As a business owner, you are in charge of every aspect right from budgeting to marketing, customer service, and accounting. Bookkeeping is an essential component that enables you to track income and business expenses, which demonstrates profitability. If you have chosen to do it yourself and do not understand the tax implications or bookkeeping software it can lead to numerous issues.

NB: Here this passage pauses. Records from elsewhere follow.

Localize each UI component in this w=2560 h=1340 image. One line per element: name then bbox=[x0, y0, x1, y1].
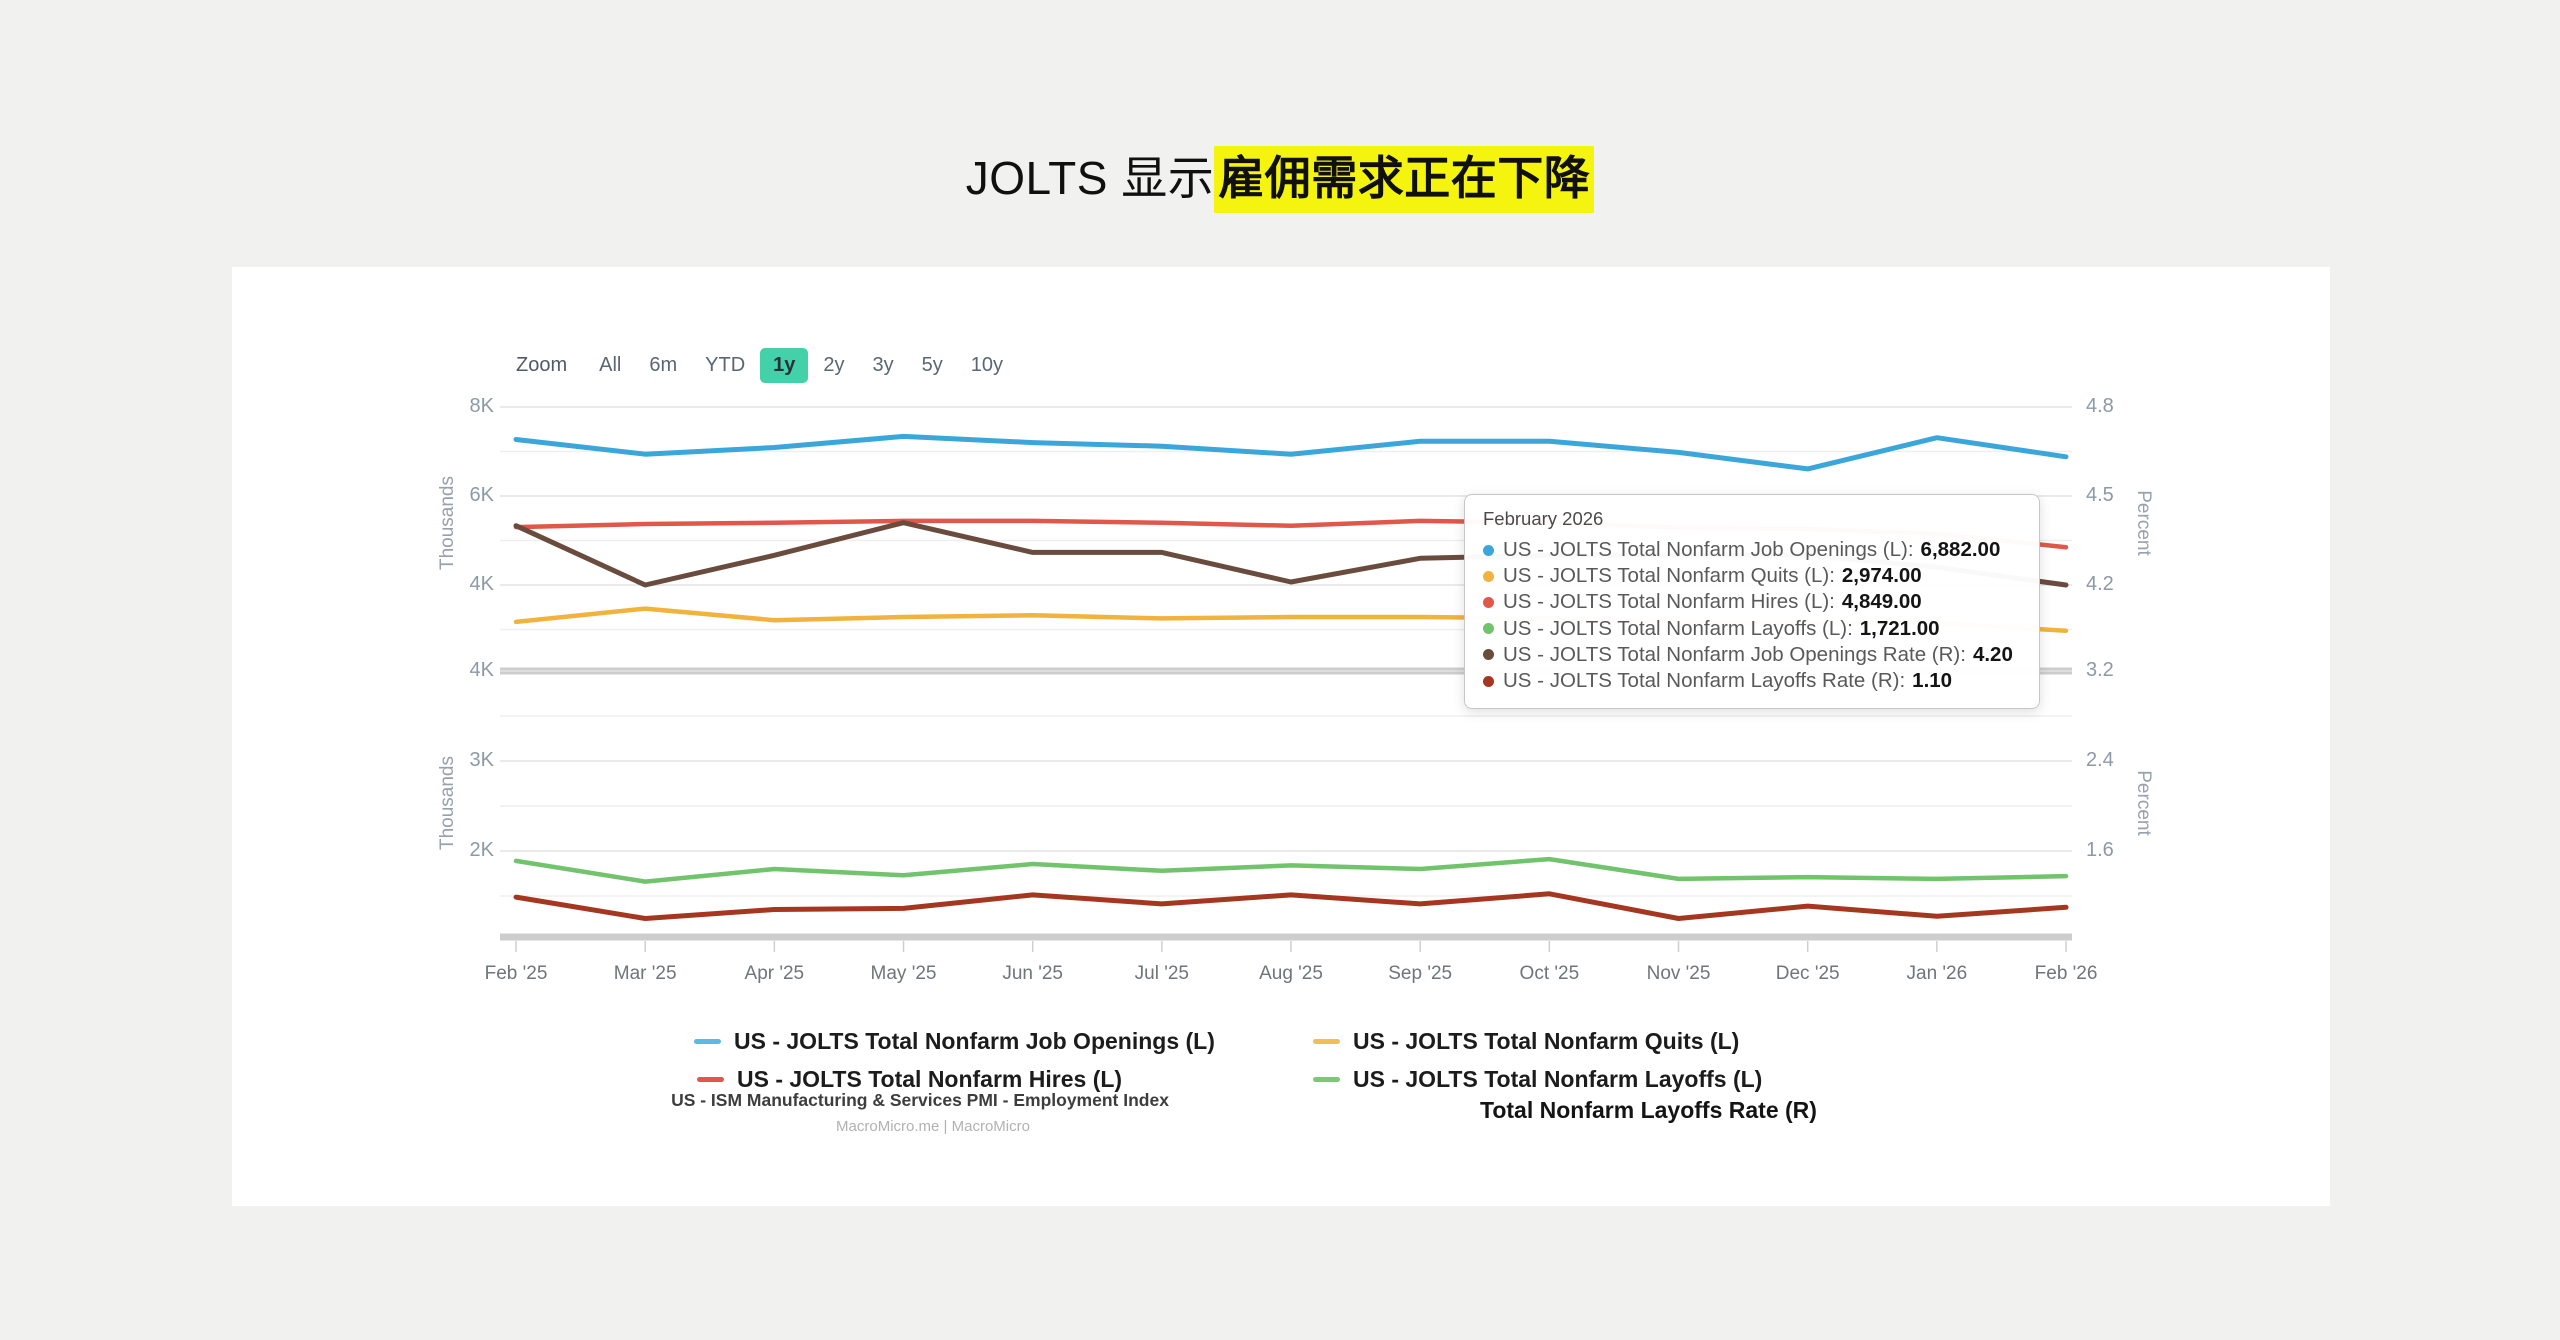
x-axis-label: Oct '25 bbox=[1519, 963, 1580, 984]
tooltip-row: US - JOLTS Total Nonfarm Layoffs Rate (R… bbox=[1483, 668, 2021, 694]
x-axis-label: Nov '25 bbox=[1646, 963, 1711, 984]
page-title-plain: JOLTS 显示 bbox=[965, 152, 1215, 204]
y-axis-label-right: 3.2 bbox=[2086, 659, 2114, 681]
tooltip-series-value: 4.20 bbox=[1972, 642, 2013, 666]
tooltip-series-label: US - JOLTS Total Nonfarm Hires (L): bbox=[1503, 590, 1835, 614]
series-line-0 bbox=[513, 433, 2069, 472]
series-line-4 bbox=[513, 856, 2069, 884]
tooltip-series-label: US - JOLTS Total Nonfarm Layoffs (L): bbox=[1503, 616, 1853, 640]
x-axis-label: Jul '25 bbox=[1134, 963, 1189, 984]
x-axis-label: Apr '25 bbox=[744, 963, 805, 984]
chart-tooltip: February 2026 US - JOLTS Total Nonfarm J… bbox=[1464, 494, 2040, 710]
legend-item-label: US - JOLTS Total Nonfarm Job Openings (L… bbox=[734, 1028, 1215, 1054]
page-title-highlight: 雇佣需求正在下降 bbox=[1214, 146, 1595, 213]
legend-dash-icon bbox=[1313, 1039, 1340, 1044]
tooltip-row: US - JOLTS Total Nonfarm Job Openings Ra… bbox=[1483, 642, 2021, 668]
y-axis-label-left: 2K bbox=[469, 839, 494, 861]
legend-item-label: US - JOLTS Total Nonfarm Hires (L) bbox=[737, 1066, 1123, 1092]
tooltip-row: US - JOLTS Total Nonfarm Job Openings (L… bbox=[1483, 537, 2021, 563]
series-dot-icon bbox=[1483, 675, 1494, 687]
tooltip-series-label: US - JOLTS Total Nonfarm Layoffs Rate (R… bbox=[1503, 669, 1906, 693]
tooltip-series-label: US - JOLTS Total Nonfarm Job Openings Ra… bbox=[1503, 642, 1966, 666]
x-axis-label: Aug '25 bbox=[1259, 963, 1323, 984]
tooltip-rows: US - JOLTS Total Nonfarm Job Openings (L… bbox=[1483, 537, 2021, 694]
legend-item-label: US - JOLTS Total Nonfarm Quits (L) bbox=[1353, 1028, 1740, 1054]
range-button-6m[interactable]: 6m bbox=[649, 354, 678, 376]
chart-card bbox=[232, 267, 2330, 1206]
range-button-all[interactable]: All bbox=[599, 354, 622, 376]
watermark: MacroMicro.me | MacroMicro bbox=[836, 1118, 1030, 1135]
page-title: JOLTS 显示雇佣需求正在下降 bbox=[0, 142, 2560, 213]
tooltip-series-value: 1.10 bbox=[1912, 669, 1953, 693]
range-buttons: All 6m YTD 1y 2y 3y 5y 10y bbox=[599, 348, 1031, 383]
tooltip-series-value: 2,974.00 bbox=[1841, 564, 1922, 588]
legend-dash-icon bbox=[1313, 1077, 1340, 1082]
tooltip-row: US - JOLTS Total Nonfarm Quits (L): 2,974… bbox=[1483, 563, 2021, 589]
y-axis-label-right: 1.6 bbox=[2086, 839, 2114, 861]
zoom-label: Zoom bbox=[516, 354, 568, 376]
y-axis-label-right: 2.4 bbox=[2086, 749, 2114, 771]
y-axis-label-right: 4.5 bbox=[2086, 484, 2114, 506]
y-axis-label-left: 3K bbox=[469, 749, 494, 771]
tooltip-series-label: US - JOLTS Total Nonfarm Job Openings (L… bbox=[1503, 538, 1914, 562]
series-dot-icon bbox=[1483, 649, 1494, 661]
y-axis-title-thousands: Thousands bbox=[437, 756, 458, 851]
y-axis-label-right: 4.8 bbox=[2086, 395, 2114, 417]
series-dot-icon bbox=[1483, 623, 1494, 635]
chart-subtitle: US - ISM Manufacturing & Services PMI - … bbox=[671, 1090, 1169, 1110]
y-axis-title-percent: Percent bbox=[2133, 490, 2154, 556]
tooltip-title: February 2026 bbox=[1483, 508, 1604, 529]
range-toolbar: Zoom All 6m YTD 1y 2y 3y 5y 10y bbox=[516, 348, 1031, 383]
x-axis-label: May '25 bbox=[870, 963, 937, 984]
x-axis-label: Mar '25 bbox=[613, 963, 677, 984]
range-button-10y[interactable]: 10y bbox=[970, 354, 1004, 376]
x-axis-label: Feb '25 bbox=[484, 963, 548, 984]
range-button-ytd[interactable]: YTD bbox=[705, 354, 746, 376]
x-axis-label: Dec '25 bbox=[1775, 963, 1840, 984]
legend-item-layoffs-rate[interactable]: Total Nonfarm Layoffs Rate (R) bbox=[1480, 1097, 1817, 1123]
x-axis-label: Sep '25 bbox=[1388, 963, 1453, 984]
range-button-3y[interactable]: 3y bbox=[872, 354, 894, 376]
tooltip-series-label: US - JOLTS Total Nonfarm Quits (L): bbox=[1503, 564, 1835, 588]
series-dot-icon bbox=[1483, 570, 1494, 582]
x-axis-label: Feb '26 bbox=[2034, 963, 2098, 984]
legend-dash-icon bbox=[694, 1039, 721, 1044]
legend-dash-icon bbox=[697, 1077, 724, 1082]
y-axis-label-left: 4K bbox=[469, 573, 494, 595]
tooltip-series-value: 6,882.00 bbox=[1920, 538, 2001, 562]
legend-item[interactable]: US - JOLTS Total Nonfarm Job Openings (L… bbox=[694, 1028, 1215, 1055]
tooltip-series-value: 1,721.00 bbox=[1859, 616, 1940, 640]
x-axis-label: Jun '25 bbox=[1002, 963, 1064, 984]
y-axis-label-right: 4.2 bbox=[2086, 573, 2114, 595]
y-axis-label-left: 8K bbox=[469, 395, 494, 417]
pane-separator-bar bbox=[500, 933, 2072, 941]
range-button-1y[interactable]: 1y bbox=[760, 348, 809, 383]
y-axis-title-percent: Percent bbox=[2133, 770, 2154, 836]
tooltip-row: US - JOLTS Total Nonfarm Layoffs (L): 1,7… bbox=[1483, 616, 2021, 642]
legend-item[interactable]: US - JOLTS Total Nonfarm Layoffs (L) bbox=[1313, 1066, 1762, 1093]
series-dot-icon bbox=[1483, 544, 1494, 556]
range-button-5y[interactable]: 5y bbox=[921, 354, 943, 376]
tooltip-series-value: 4,849.00 bbox=[1841, 590, 1922, 614]
legend-item[interactable]: US - JOLTS Total Nonfarm Quits (L) bbox=[1313, 1028, 1739, 1055]
y-axis-label-left: 6K bbox=[469, 484, 494, 506]
x-axis-label: Jan '26 bbox=[1906, 963, 1968, 984]
y-axis-title-thousands: Thousands bbox=[437, 476, 458, 571]
legend-item[interactable]: US - JOLTS Total Nonfarm Hires (L) bbox=[697, 1066, 1122, 1093]
y-axis-label-left: 4K bbox=[469, 659, 494, 681]
tooltip-row: US - JOLTS Total Nonfarm Hires (L): 4,849… bbox=[1483, 589, 2021, 615]
legend-item-label: US - JOLTS Total Nonfarm Layoffs (L) bbox=[1353, 1066, 1763, 1092]
range-button-2y[interactable]: 2y bbox=[823, 354, 845, 376]
series-dot-icon bbox=[1483, 596, 1494, 608]
series-line-5 bbox=[513, 891, 2069, 921]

Poor bookkeeping can lead to a wide range of problems that can bring down your small business. Below are some of the potential problems that have arisen with past clients doing their own bookkeeping.

Poor Business Decisions

Making correct business decisions is imperative to your success. These decisions need to be based on accurate and reliable information. When making decisions about hiring or firing an employee, marketing, or whether you need to acquire new assets or liabilities your current financial health is the best indicator. If you do not have accurate bookkeeping decisions are made on faulty information and are catastrophic to your bottom line.

Late Filing of Your Taxes

Not filing your taxes on time has numerous consequences. Not only are there penalties interest starts to accumulate the date are your original filing was due. In addition, late filing is a red flag with the IRS that can lead to a business adult. Late filing is easy to avoid when your records are accurate and up-to-date before filing.

Destruction of Staff and Client Relationships

Too often a small issue such as not keeping up on your bookkeeping can have costly results. From invoices that were never sent to late fees on bills that are overdue, these mistakes demonstrate that your company has bad bookkeeping principles. These simple mistakes cause a strain on both staff and client relationships and signals a lack of detail and functionality within your operations.